Guiguemde W Armand, Shelat Anang A, Garcia-Bustos Jose F, Diagana Thierry T, Gamo Francisco-Javier, Guy R Kiplin
Department of Chemical Biology and Therapeutics, St. Jude Children's Research Hospital, 262 Danny Thomas Place, Memphis, TN 38105, USA.
Chem Biol. 2012 Jan 27;19(1):116-29. doi: 10.1016/j.chembiol.2012.01.004.

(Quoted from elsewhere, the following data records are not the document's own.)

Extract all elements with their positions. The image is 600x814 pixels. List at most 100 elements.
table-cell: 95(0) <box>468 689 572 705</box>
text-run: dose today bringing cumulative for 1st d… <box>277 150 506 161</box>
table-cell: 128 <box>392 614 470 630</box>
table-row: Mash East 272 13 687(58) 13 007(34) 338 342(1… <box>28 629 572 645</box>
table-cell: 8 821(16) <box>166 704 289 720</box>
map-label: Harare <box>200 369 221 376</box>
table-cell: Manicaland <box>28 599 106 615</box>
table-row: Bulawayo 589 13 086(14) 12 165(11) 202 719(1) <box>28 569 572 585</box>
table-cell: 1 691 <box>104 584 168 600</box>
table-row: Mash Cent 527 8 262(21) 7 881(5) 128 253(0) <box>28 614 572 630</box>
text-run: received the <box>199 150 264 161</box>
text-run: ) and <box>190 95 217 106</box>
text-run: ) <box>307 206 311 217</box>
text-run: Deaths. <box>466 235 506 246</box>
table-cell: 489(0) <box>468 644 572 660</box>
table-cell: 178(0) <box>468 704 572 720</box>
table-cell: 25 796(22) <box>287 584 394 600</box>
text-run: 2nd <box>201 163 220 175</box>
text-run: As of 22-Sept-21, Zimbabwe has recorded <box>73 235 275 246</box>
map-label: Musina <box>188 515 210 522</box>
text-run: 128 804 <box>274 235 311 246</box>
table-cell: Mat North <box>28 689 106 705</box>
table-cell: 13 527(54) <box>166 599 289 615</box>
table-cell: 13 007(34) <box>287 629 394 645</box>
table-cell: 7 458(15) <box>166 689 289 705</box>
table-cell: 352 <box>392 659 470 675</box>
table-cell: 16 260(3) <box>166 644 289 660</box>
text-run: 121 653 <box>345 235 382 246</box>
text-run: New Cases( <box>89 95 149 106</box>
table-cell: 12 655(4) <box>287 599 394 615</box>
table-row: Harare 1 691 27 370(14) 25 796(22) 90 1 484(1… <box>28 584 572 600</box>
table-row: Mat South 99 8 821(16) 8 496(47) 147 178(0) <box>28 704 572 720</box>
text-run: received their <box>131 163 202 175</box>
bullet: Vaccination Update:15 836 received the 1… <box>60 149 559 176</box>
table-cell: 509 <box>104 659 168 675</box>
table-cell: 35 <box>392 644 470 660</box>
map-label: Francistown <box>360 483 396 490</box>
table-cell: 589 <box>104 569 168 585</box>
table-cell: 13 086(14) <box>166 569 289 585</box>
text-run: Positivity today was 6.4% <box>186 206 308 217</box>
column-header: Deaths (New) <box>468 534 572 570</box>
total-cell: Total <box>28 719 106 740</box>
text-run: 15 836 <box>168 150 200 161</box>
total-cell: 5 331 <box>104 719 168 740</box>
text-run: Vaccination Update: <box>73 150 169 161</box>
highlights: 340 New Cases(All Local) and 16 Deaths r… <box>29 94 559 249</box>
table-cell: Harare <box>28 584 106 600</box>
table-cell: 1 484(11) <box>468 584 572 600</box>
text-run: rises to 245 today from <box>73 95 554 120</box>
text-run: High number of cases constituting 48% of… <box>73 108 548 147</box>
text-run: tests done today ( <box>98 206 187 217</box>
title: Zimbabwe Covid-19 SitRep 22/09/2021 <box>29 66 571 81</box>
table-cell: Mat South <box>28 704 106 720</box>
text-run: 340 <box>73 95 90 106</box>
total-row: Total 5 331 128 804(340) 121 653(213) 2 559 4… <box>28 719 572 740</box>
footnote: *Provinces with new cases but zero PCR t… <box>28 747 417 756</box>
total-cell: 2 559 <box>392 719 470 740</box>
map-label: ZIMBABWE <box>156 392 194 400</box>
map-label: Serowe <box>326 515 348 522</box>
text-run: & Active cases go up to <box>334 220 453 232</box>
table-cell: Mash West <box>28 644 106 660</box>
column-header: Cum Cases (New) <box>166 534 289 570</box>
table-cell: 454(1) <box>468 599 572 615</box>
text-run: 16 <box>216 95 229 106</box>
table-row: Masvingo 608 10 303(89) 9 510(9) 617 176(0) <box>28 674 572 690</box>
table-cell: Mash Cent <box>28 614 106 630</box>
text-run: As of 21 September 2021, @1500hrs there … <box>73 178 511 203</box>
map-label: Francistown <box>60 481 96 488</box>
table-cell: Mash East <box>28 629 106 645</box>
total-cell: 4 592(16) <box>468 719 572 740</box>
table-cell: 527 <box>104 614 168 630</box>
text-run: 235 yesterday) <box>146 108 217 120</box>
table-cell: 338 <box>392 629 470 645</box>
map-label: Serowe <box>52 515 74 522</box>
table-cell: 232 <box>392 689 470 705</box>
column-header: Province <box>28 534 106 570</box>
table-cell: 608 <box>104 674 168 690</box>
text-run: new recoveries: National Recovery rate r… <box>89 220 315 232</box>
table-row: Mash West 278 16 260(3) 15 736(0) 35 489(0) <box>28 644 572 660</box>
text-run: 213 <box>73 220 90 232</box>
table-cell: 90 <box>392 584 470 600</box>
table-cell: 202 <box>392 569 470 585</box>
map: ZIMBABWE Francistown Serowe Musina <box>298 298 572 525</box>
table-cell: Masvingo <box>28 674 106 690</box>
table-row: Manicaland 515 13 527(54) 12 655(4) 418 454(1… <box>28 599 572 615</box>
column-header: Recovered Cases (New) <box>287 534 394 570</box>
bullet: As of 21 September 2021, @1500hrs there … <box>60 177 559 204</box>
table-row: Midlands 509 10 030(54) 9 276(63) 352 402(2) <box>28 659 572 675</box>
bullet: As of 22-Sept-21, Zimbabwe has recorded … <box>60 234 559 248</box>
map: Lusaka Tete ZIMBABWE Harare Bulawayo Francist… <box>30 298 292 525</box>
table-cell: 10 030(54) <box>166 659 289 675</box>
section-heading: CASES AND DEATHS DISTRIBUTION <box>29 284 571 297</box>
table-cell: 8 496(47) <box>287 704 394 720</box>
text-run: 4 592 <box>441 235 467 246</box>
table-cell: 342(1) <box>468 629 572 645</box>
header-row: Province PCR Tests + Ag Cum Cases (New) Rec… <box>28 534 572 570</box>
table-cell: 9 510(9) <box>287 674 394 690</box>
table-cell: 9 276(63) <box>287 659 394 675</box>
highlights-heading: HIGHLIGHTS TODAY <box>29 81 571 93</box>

Malaria, a devastating infectious disease caused by Plasmodium spp., leads to roughly 655,000 deaths per year, mostly of African children. To compound the problem, drug resistance has emerged to all classical antimalarials and may be emerging for artemisinin-based combination therapies. To address the need for new antimalarials with novel mechanisms, several groups carried out phenotypic screening campaigns to identify compounds inhibiting growth of the blood stages of Plasmodium falciparum. In this review, we describe the characterization of these compounds, explore currently ongoing strategies to develop lead molecules, and endorse the concept of a "malaria box" of publicly accessible active compounds.
疟疾是由疟原虫属引起的一种毁灭性传染病,每年导致约65.5万人死亡,其中大多数是非洲儿童。更糟糕的是,所有传统抗疟药物都出现了耐药性,基于青蒿素的联合疗法也可能出现耐药性。为满足对具有新作用机制的新型抗疟药物的需求,多个研究小组开展了表型筛选活动,以鉴定抑制恶性疟原虫血液阶段生长的化合物。在本综述中,我们描述了这些化合物的特性,探讨了目前正在进行的开发先导分子的策略,并支持建立一个可公开获取的活性化合物“疟疾盒”的概念。